Thursday, June 29, 2017

More on the Rape of Black Women

This blog is a continuation of my previous blog about the book At The Dark End of the Street: Black Women, Rape, and Resistance.  The following quotations come from the Epilogue by Danielle L. McGuire.

According to historian McGuire, Recy Taylor who was gang raped in 1944 was a key but largely unknown figure in the civil rights movement.

"Recy Taylor turned eighty-nine on December 31, 2008.  I met her and her youngest brother [Robert Corbitt] at his tidy ranch house just down the street from the Rock Hill Holiness Church in Abbeville, Alabama.  We came together on the same day that one million Americans gathered in Washington, D.C., to witness the inauguration of the country's first black president.  I talked with the slight, spry woman whose courage and testimony in 1994 helped inspire the modern civil rights movement. . . . as William Faulkner put it, that 'the past is never dead, it isn't even past.'"

"This seems especially true in Abbeville, where Taylor's family and the families of her assailants have lived side by side for decades. . . . Corbitt, a lean man with a warm smile, said, 'You'd be surprised at how close they lived.  We were very segregated---but we were neighbors.  It's just that we were in the gray houses and they were in the nicer houses.'"

"For the Corbitt family, those county roads and old homes surrounding Abbeville will always be crime scenes---there has been no resolution or reconciliation, no justice.  The violence resonates through generations. . . . Not surprisingly, most whites denied it ever happened [the gang rape], while blacks remembered it well."

"Recy had a hard life," Robert said.  "When our mother died, everyone fell in her hands.  She had to take care of all the children. . . . She is still 'very hurt', [PTSD].  I didn't realize the effect rape took on people until it happened to my sister."
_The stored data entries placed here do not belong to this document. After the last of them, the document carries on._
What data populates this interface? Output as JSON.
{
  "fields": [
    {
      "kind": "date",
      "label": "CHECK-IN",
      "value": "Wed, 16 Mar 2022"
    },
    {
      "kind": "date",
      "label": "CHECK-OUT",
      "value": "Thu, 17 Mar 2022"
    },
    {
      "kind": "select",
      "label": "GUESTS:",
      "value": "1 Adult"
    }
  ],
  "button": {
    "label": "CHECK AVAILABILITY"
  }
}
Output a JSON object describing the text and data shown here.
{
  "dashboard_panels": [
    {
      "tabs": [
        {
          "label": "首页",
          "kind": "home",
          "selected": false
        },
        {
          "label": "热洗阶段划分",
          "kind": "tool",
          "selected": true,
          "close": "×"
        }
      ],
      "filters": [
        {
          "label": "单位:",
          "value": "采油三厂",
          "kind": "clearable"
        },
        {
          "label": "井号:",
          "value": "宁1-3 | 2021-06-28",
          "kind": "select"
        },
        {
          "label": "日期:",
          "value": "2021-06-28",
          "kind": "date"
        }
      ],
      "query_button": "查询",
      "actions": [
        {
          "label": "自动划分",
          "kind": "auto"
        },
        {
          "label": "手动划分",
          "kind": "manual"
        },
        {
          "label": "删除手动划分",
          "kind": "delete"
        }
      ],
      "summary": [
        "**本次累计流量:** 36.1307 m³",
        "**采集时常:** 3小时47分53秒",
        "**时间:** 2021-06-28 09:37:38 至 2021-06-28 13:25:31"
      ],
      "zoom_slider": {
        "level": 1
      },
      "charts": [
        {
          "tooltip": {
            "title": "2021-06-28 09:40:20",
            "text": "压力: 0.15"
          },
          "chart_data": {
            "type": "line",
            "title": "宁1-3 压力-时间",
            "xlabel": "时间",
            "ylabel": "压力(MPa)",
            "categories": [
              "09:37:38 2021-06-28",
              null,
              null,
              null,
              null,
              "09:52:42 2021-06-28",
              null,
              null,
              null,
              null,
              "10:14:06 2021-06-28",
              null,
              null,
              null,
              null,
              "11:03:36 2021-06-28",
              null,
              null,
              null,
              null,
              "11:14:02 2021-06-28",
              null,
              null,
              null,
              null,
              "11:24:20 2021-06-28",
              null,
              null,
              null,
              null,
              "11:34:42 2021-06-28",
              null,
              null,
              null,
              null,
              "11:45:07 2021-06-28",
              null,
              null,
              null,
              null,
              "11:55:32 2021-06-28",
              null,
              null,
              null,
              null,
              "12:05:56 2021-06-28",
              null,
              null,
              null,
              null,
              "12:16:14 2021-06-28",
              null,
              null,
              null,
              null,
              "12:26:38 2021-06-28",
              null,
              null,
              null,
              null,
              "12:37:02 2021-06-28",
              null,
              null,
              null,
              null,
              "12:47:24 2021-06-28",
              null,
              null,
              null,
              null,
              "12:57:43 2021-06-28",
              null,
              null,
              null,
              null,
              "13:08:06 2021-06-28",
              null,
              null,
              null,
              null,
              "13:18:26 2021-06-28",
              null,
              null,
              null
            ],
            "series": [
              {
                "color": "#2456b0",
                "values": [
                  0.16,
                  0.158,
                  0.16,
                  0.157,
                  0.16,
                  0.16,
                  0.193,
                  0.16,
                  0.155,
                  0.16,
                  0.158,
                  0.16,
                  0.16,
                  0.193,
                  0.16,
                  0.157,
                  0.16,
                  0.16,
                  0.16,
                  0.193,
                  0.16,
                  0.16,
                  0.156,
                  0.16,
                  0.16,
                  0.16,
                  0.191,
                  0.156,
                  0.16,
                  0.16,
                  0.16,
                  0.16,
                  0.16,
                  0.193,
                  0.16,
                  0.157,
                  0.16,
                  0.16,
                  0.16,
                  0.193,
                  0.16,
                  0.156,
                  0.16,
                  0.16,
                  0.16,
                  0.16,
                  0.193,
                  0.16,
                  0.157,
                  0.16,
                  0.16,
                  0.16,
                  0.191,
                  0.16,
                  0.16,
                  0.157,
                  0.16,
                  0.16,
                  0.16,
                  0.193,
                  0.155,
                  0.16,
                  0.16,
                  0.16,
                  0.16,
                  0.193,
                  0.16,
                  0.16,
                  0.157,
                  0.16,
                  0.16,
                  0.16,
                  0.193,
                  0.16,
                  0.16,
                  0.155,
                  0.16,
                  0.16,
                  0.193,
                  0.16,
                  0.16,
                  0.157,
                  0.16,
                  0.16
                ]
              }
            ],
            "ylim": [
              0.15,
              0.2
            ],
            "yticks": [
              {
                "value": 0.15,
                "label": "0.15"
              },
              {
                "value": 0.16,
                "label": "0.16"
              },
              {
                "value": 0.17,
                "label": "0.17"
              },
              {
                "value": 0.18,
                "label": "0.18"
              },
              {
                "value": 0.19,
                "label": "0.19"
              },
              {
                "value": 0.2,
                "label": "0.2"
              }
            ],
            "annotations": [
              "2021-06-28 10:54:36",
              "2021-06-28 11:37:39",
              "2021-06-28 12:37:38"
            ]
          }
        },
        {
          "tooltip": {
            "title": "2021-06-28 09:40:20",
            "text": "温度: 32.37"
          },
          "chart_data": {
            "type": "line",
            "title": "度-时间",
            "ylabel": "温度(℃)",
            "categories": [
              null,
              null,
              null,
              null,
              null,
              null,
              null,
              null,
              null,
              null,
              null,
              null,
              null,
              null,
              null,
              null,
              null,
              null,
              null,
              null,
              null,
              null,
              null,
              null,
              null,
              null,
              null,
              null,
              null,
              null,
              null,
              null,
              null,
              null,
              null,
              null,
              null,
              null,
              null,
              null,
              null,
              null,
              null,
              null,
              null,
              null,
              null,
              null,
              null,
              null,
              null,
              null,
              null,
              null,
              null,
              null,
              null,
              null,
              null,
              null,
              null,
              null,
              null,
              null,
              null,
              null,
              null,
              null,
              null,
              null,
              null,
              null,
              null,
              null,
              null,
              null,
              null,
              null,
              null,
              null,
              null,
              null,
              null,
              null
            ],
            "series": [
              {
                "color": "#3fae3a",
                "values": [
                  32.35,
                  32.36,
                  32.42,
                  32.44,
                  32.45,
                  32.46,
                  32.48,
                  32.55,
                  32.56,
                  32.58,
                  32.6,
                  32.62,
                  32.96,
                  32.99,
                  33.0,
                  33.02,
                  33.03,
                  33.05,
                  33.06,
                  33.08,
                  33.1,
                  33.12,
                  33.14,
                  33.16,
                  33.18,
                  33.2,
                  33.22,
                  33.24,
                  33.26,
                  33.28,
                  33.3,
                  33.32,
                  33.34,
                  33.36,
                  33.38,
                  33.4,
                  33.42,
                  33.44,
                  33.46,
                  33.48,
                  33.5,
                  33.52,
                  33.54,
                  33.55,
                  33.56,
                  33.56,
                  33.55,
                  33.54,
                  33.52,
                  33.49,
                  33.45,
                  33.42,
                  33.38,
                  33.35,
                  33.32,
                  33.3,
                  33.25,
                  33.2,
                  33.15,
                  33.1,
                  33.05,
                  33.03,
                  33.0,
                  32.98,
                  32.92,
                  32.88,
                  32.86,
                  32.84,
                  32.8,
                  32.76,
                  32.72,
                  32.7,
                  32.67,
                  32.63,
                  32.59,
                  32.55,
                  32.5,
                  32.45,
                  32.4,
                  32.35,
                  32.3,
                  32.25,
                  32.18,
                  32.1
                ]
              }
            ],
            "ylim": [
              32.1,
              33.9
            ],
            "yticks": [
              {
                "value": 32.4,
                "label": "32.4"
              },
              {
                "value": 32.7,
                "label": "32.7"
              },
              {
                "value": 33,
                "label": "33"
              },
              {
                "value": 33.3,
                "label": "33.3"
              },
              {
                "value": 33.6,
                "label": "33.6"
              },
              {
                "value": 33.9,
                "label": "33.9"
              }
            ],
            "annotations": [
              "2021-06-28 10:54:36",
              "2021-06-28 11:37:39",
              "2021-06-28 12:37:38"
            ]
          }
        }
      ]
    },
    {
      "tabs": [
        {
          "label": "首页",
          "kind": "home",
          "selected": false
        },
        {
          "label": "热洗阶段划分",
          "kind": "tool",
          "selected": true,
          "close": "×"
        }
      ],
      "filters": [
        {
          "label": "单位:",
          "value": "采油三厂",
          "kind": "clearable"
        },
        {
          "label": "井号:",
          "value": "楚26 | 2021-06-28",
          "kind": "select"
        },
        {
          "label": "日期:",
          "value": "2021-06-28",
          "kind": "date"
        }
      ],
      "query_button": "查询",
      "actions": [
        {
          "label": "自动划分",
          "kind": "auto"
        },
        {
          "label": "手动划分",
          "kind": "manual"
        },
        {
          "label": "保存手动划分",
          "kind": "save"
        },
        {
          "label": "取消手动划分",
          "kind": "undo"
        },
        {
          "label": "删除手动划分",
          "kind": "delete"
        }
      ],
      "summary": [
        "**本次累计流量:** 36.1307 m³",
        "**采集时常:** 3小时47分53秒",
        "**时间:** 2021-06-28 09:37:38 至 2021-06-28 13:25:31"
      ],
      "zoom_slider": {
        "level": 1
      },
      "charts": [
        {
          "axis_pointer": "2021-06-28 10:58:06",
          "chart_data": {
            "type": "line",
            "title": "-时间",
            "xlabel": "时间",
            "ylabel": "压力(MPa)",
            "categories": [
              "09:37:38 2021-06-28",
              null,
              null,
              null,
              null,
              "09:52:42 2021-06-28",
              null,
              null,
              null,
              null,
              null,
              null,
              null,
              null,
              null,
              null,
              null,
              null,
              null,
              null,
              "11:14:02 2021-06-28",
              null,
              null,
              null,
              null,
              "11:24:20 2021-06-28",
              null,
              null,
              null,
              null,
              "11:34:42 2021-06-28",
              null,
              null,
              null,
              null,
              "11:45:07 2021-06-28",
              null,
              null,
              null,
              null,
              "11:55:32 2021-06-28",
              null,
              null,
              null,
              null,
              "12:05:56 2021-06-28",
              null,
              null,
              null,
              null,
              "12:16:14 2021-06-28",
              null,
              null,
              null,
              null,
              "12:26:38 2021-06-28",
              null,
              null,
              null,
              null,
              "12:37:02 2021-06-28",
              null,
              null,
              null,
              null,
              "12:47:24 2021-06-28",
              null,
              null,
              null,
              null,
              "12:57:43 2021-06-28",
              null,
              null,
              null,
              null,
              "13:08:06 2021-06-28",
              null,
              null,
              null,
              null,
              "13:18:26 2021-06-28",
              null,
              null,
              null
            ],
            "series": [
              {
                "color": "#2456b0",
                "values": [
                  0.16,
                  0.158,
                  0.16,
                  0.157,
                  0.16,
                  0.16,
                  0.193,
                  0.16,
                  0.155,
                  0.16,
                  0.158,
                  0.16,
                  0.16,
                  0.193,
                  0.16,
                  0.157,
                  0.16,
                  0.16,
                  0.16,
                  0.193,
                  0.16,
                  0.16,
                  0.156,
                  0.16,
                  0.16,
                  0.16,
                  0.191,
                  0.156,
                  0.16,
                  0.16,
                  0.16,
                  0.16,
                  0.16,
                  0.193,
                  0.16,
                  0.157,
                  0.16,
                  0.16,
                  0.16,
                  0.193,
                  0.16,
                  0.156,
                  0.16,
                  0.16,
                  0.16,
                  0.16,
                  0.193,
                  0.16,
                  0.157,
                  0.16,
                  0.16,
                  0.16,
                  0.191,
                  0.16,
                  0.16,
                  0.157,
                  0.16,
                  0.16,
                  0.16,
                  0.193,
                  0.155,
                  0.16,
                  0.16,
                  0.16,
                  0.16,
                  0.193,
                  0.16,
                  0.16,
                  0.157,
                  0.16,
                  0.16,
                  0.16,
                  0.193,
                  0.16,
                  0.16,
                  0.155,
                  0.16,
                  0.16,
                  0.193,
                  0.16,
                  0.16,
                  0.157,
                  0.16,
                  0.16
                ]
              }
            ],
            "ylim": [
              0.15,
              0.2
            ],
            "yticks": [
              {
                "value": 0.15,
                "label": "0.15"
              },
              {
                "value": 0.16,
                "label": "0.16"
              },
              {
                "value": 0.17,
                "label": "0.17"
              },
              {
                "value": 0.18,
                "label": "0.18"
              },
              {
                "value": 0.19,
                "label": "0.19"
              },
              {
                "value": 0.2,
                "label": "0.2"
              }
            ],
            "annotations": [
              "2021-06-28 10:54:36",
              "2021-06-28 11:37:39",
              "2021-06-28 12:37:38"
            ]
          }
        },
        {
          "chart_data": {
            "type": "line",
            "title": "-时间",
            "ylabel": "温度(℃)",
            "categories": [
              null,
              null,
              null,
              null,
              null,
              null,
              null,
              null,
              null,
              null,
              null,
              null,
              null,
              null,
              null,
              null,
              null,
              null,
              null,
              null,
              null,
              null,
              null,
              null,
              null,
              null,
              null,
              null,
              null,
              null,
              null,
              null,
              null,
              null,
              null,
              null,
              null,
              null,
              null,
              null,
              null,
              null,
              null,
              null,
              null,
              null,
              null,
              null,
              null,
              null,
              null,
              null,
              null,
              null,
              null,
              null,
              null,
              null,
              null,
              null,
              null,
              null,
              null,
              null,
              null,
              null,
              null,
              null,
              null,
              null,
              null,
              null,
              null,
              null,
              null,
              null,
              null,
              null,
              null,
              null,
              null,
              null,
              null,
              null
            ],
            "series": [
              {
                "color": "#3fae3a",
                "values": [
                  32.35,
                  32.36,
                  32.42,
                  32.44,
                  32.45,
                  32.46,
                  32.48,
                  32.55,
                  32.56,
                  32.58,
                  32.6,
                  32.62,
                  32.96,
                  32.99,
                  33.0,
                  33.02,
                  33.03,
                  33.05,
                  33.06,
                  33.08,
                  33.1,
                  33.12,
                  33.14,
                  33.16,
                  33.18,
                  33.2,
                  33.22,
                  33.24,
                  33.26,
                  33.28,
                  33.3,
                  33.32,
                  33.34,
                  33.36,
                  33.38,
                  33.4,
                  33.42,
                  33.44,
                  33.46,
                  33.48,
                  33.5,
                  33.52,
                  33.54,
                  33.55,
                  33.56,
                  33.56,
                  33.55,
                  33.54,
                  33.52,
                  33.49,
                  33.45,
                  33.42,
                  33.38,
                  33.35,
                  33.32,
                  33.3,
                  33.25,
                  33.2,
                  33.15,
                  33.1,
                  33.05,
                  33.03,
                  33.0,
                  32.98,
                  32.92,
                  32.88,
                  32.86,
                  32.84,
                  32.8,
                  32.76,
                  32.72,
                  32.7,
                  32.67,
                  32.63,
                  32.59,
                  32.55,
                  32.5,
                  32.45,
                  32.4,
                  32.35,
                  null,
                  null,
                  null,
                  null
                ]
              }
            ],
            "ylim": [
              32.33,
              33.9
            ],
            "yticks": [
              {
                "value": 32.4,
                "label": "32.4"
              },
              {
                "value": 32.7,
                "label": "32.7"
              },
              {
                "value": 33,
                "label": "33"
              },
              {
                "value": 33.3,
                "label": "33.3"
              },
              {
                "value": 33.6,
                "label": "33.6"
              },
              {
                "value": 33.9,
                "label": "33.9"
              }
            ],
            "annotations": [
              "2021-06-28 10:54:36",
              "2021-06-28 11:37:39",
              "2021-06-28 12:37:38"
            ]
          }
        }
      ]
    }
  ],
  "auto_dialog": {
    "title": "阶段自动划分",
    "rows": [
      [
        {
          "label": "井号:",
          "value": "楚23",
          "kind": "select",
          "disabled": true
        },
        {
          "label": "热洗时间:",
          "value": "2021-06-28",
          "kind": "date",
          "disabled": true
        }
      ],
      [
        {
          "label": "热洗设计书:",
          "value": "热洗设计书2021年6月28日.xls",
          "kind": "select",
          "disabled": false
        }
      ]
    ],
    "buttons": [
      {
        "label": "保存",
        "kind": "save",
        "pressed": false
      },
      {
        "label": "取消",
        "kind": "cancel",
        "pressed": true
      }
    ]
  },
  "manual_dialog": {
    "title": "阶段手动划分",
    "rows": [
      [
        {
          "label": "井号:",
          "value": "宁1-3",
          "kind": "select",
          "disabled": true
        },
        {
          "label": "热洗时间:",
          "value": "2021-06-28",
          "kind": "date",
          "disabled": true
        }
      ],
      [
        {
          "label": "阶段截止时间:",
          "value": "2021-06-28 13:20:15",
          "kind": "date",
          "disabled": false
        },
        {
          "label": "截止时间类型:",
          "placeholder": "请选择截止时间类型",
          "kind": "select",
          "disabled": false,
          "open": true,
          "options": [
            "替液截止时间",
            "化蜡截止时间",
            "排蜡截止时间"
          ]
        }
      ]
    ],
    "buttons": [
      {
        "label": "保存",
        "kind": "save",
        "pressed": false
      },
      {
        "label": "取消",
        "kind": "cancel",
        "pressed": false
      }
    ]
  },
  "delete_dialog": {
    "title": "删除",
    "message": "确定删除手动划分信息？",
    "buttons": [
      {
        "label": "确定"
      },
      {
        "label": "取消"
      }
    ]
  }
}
"I never had nothin,' Taylor recalled, 'I still don't have nothin.'"


From Diane McWhorter, author of Carry Me Home:  Birmingham, Alabama, and the Climatic Battle of the Civil Rights Revolution:

"Just when we thought there couldn't be anything left to uncover about the civil rights movement, Danielle L. McGuire finds a new facet of that endlessly prismatic struggle at the core of our national identity.  By reinterpreting black liberation through the lens of organized resistance of white male sexual aggression against African-American women, McGuire ingeniously upends the white race's ultimate rationale for its violent subjugation of blacks---imputed [supposed] black male sexual aggression against white women.  It is an original premise, and At the Dark End of the Street delivers on it with scholarly authority and narrative polish."

From Nell Irvin Painter, author of of The History of White People:

"This book is as essential as its history is infuriating."